German military intelligence has investigated around 1,200 cases of suspected right-wing extremism in the army over the last four years, according to figures released by the German Ministry of Defence.
In response to a parliamentary question from the Free Democrat parliamentary group in the Bundestag, the Ministry revealed that the Military Shield Service (MAD) carried out investigations against 1,173 soldiers and 83 civil servants of the Bundeswehr with a “right-wing extremism connection” between January 1 and November 29, 2019.
Military intelligence investigated 208 Bundeswehr officers on suspicion of right-wing and fascist attitudes, 34 of whom were brought before a military disciplinary court and a disciplinary sentence was imposed on another officer, reports Der Standard.
In addition to the proceedings against the officers, the secret service investigated 425 non-commissioned officers and 531 team ranks. Of the investigations, a total of 147 cases were brought before the military disciplinary court. In 57 cases, simple disciplinary measures “were imposed for right-wing extremist offenses”.
In January 2019 it was reported that an officer in the elite Special Forces Command, who had served several tours of duty in Afghanistan, was to be expelled from his post after the counterintelligence services were tipped off that he was a right-wing extremist.

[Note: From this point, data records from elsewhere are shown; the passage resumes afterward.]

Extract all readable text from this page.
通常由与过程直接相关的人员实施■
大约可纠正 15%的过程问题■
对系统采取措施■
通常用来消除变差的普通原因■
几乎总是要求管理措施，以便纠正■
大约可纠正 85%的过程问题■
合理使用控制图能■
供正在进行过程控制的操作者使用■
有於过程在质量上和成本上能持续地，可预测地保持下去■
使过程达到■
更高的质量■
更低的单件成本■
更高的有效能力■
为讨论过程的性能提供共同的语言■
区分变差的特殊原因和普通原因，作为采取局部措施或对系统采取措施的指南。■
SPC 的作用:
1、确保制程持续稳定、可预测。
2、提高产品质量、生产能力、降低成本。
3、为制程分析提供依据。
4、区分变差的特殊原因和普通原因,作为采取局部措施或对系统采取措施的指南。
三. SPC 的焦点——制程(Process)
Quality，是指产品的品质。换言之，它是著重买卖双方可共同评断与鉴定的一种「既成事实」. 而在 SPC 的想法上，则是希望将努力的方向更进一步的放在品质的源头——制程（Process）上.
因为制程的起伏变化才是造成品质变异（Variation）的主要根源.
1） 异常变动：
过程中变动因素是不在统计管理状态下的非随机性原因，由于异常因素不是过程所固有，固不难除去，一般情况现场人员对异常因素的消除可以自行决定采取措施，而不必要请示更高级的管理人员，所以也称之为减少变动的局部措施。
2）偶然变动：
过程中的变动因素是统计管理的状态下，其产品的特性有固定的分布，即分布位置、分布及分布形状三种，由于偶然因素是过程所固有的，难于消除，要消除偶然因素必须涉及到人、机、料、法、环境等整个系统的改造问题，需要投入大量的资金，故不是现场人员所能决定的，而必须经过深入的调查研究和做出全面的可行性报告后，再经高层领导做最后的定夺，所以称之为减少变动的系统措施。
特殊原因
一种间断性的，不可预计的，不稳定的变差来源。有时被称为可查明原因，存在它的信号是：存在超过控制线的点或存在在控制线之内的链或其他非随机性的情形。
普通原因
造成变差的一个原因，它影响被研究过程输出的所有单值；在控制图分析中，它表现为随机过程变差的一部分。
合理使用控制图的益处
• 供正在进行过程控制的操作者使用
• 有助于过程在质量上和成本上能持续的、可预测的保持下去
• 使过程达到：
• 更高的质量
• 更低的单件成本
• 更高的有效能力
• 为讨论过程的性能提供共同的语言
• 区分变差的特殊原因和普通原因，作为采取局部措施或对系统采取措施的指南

Two other soldiers in the Special Forces Command were also accused of flashing the illegal Nazi salute at a private party hosted by the first suspect.
In 2017, an army lieutenant was arrested for planning a terrorist attack in Germany while posing as a Syrian refugee.
Investigations have since revealed the possibility of an underground network within the army that is planning for “Day X,” when Germany’s government will lose control and the army will take over.
A Europol report last year found that international extremist movements such as Hammerskins, Soldiers of Odin, Combat 18 and Blood & Honour were actively seeking to recruit members from among army personnel and police forces around Europe.
“…members of extremist far-right groups are attempting to win over members from the military and security services in order to learn their expertise in the area of surveillance and combat readiness.” the report said.